Detecting dependence is a fundamental problem. Although the Pearson correlation coefficient is effective for capturing linear dependence, it is powerless for nonlinear or heteroscedastic patterns. We introduce G-squared to test whether two univariate random variables are independent and to measure the strength of their relationship. The G-squared statistic is almost identical R-squared, for linear relationships with constant error variance, and has the intuitive meaning of the piecewise R-squared. We propose two estimators of G-squared and show their consistency. Simulations demonstrate that G-squared estimators are among the most powerful test statistics compared with several state-of-the-art methods.
We consider a nonparametric additive modeling of a reference function where the number of predictor variables can be larger than the sample size, but the number of nonzero components is comparably small. For each predictor variable, the additive component is approximated by B-spline. The G-squared estimated between each predictor and the response helps determine the knots of the B-spline. For variable selection, we apply the adaptive group least absolute shrinkage and selection operator for which we treat the spline bases of each predictor as a group; we also implement forward selection to find the subset with the minimum Bayesian information criterion value. Empirical studies show that both the approaches work well compared with two other methods.

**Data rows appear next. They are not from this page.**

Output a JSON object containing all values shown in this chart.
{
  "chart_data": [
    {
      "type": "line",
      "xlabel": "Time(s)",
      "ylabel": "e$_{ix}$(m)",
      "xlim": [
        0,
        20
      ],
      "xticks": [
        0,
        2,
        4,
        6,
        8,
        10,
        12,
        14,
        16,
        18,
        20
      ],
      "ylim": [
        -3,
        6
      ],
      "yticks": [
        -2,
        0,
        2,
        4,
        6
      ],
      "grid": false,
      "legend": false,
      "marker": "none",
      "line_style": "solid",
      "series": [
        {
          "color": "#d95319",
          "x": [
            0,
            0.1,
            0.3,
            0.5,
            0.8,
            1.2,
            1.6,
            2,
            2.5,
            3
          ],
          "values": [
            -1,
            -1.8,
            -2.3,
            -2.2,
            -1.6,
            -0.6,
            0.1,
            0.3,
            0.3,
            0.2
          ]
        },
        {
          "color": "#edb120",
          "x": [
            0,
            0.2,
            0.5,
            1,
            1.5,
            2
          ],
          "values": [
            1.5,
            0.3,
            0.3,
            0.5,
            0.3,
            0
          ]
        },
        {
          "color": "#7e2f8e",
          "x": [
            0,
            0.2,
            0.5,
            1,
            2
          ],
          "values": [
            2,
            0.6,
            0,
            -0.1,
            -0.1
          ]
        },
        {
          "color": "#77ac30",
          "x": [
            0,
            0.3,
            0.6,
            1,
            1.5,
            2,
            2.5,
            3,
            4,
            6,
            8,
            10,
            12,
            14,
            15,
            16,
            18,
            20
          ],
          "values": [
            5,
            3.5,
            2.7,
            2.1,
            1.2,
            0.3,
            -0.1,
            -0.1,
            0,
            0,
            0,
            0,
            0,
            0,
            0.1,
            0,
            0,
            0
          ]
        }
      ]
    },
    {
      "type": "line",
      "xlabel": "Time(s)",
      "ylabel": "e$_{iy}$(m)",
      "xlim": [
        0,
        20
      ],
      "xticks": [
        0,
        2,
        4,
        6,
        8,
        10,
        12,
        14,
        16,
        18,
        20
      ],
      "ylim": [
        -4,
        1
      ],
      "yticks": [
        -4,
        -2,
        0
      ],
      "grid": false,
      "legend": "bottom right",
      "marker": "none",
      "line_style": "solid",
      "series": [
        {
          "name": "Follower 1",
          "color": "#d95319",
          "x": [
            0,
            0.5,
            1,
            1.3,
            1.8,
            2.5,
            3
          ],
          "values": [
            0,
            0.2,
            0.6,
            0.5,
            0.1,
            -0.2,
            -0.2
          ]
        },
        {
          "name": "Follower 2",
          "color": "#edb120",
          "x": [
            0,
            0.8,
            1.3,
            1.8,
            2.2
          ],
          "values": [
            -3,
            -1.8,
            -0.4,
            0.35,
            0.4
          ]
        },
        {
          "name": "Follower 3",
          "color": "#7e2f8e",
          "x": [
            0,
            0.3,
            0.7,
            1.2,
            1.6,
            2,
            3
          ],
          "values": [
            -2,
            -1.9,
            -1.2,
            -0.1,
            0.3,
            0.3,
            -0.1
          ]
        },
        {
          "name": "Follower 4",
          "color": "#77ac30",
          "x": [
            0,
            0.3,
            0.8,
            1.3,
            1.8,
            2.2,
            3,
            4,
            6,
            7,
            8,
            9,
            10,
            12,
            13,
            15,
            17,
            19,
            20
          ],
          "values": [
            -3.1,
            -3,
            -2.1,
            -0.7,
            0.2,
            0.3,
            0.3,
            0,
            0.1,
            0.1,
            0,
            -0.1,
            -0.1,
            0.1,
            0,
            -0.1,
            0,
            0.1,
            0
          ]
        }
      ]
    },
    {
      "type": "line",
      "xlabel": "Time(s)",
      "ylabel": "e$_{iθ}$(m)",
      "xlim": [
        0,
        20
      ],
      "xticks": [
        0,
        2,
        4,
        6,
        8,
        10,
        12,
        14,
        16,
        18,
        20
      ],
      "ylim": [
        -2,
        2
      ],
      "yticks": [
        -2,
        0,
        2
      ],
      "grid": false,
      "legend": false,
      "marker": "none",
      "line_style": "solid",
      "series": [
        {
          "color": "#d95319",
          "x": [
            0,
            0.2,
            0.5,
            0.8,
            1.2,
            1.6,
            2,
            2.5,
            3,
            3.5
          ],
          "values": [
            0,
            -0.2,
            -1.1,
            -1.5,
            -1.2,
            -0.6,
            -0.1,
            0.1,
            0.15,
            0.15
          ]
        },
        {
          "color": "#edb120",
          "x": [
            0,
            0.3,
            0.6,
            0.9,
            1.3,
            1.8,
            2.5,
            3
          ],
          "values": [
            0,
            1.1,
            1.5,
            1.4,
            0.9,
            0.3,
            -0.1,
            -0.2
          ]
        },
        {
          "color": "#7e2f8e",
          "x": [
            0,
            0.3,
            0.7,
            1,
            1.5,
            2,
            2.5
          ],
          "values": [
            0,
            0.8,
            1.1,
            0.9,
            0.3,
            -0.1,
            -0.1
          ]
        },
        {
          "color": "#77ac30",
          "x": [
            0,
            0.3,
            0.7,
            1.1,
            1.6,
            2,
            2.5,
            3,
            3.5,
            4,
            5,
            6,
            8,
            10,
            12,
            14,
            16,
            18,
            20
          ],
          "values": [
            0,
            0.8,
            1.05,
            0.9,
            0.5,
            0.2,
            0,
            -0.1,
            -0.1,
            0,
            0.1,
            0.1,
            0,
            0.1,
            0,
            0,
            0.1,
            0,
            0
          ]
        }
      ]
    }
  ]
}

Calibration data are often obtained by observing several sources with several instruments. Analyzing such data for proper concordance among the instruments is challenging because the physical source models are not perfectly specified and data quality varies in ways that cannot be fully quantified. We propose a log-normal hierarchical model and, for outliers, a more general log-t model. Both permit imperfection in the multiplicative mean modeling to be captured by the residual variance. Analytical solutions which take power shrinkage forms are given in special cases and Markov chain Monte Carlo algorithms are adopted for general cases. We apply our method to several data sets and demonstrate that the proposed model provides useful guidance for astrophysicists.